In parte preghiera, in parte esortazione, a chiudere il disco ci pensa Speak to me, accorata e vibrante chiusura che gira sul piatto in modo composto e ascende con calma ad altezze evidentemente ultraterrene. Certo poi qualche glitch elettronico prova a guastare l’ascesa, ma senza rovinare una complessiva idea che si fa climax finale, etereo e definitivo.
Benedizioni e maledizioni
Quando sei una band come i Depeche Mode, anzi quando sei i Depeche Mode, hai un paio di benedizioni di partenza e un paio di maledizioni.

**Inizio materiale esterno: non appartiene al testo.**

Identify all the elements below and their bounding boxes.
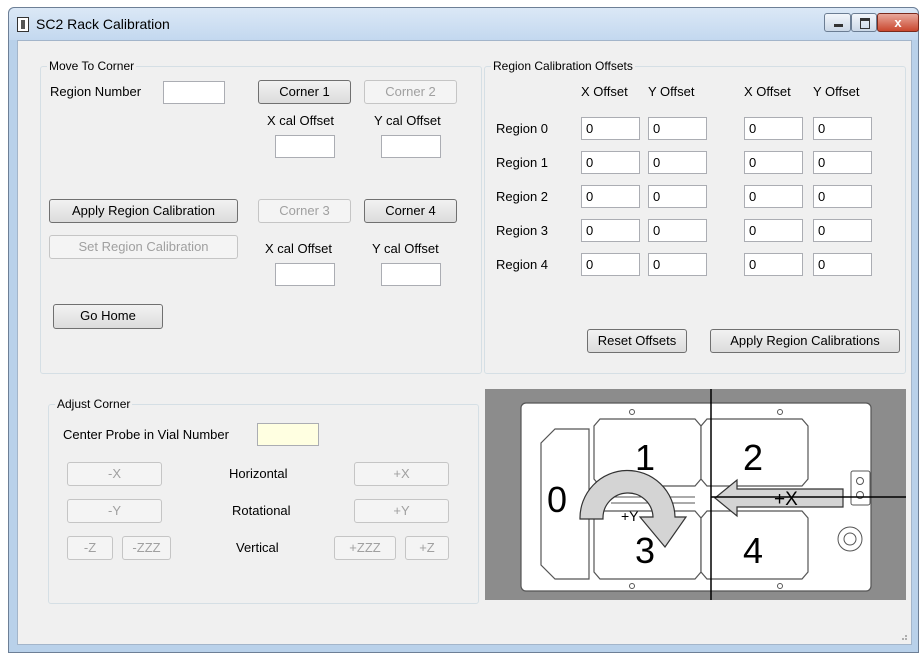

Da una parte hai già fatto così tanto che nessuno ti chiede più niente. E in più, hai sostanzialmente costruito un ambiente di concetti di riferimento che appartengono soltanto alla tua band, con uno stile così riconoscibile e una ricchezza di contenuti e di storia che non hanno bisogno di cercare appigli all’esterno.

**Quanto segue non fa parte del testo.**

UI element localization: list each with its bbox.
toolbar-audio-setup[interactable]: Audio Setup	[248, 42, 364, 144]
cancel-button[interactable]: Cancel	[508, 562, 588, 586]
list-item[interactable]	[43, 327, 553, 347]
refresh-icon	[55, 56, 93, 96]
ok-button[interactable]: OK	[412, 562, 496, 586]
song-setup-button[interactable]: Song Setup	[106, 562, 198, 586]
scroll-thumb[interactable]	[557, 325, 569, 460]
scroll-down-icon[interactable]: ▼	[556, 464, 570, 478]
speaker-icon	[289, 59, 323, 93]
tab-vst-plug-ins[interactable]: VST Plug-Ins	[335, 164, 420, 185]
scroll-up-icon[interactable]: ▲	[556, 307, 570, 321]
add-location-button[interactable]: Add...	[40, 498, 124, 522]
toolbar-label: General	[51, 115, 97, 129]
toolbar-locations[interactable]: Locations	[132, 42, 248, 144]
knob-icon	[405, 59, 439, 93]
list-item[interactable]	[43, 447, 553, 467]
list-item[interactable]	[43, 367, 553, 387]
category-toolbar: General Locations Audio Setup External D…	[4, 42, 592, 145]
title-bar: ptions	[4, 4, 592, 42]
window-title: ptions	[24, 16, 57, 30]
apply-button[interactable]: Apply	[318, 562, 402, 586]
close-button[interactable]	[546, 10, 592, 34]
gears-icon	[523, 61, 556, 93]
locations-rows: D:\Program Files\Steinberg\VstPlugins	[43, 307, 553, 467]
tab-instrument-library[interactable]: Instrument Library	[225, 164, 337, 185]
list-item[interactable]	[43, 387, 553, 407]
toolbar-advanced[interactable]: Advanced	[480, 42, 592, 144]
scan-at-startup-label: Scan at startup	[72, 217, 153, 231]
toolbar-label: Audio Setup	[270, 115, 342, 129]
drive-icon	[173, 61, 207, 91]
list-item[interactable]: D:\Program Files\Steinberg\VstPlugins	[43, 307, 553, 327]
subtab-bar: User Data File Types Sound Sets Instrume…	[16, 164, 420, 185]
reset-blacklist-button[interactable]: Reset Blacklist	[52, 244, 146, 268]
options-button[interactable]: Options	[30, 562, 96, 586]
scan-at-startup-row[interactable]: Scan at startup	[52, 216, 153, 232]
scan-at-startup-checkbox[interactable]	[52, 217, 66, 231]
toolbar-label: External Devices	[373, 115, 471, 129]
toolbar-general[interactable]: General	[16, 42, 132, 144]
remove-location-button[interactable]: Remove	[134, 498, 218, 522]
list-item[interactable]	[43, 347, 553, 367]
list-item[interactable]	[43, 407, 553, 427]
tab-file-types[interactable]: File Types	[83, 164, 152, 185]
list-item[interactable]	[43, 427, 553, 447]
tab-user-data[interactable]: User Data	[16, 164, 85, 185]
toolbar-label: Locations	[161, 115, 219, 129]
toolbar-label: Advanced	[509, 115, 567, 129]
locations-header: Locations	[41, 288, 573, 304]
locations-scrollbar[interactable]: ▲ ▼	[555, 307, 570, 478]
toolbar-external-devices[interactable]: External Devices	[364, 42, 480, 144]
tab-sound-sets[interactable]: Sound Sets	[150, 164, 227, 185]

In grazia di questo però arrivano anche le maledizioni: da una parte sai perfettamente che è davvero difficile che supererai i capolavori precedenti (ma oggettivamente chi si può mettere a giocare per superare Music for the Masses o Violator?). E dall’altra parte sai anche però che l’asticella è posta così in alto che tutti si aspettano che tu salti ancora più in alto. O che tu cada, puntando il dito e dicendo che non sei più quello di una volta.
Si aggiunga all’assunto la pandemia e la scomparsa di Fletcher, che conferisce al tutto un’aura funebre ancora più accentuata. Insomma anche se sei i Depeche Mode potresti non avere la vita facilissima.
La soluzione è probabilmente adottare l’approccio che l’ormai duo ha accettato per questo disco: costruire canzoni come soltanto loro sono in grado di fare (è sempre Construction time again), con una sensibilità pop ineguagliabile e anche con un pizzico di spirito d’avventura elettronica, che scivola via senza fare troppo male ma che completa bene il discorso.
E no, non è questo il capolavoro che li renderà memorabili. Ma Memento Mori rimane tra i numerosi lavori che hanno costruito uno stile e che dimostrano che si può invecchiare con grazia e senza svendersi anche nel mondo dell’arte, perfino nell’universo del pop.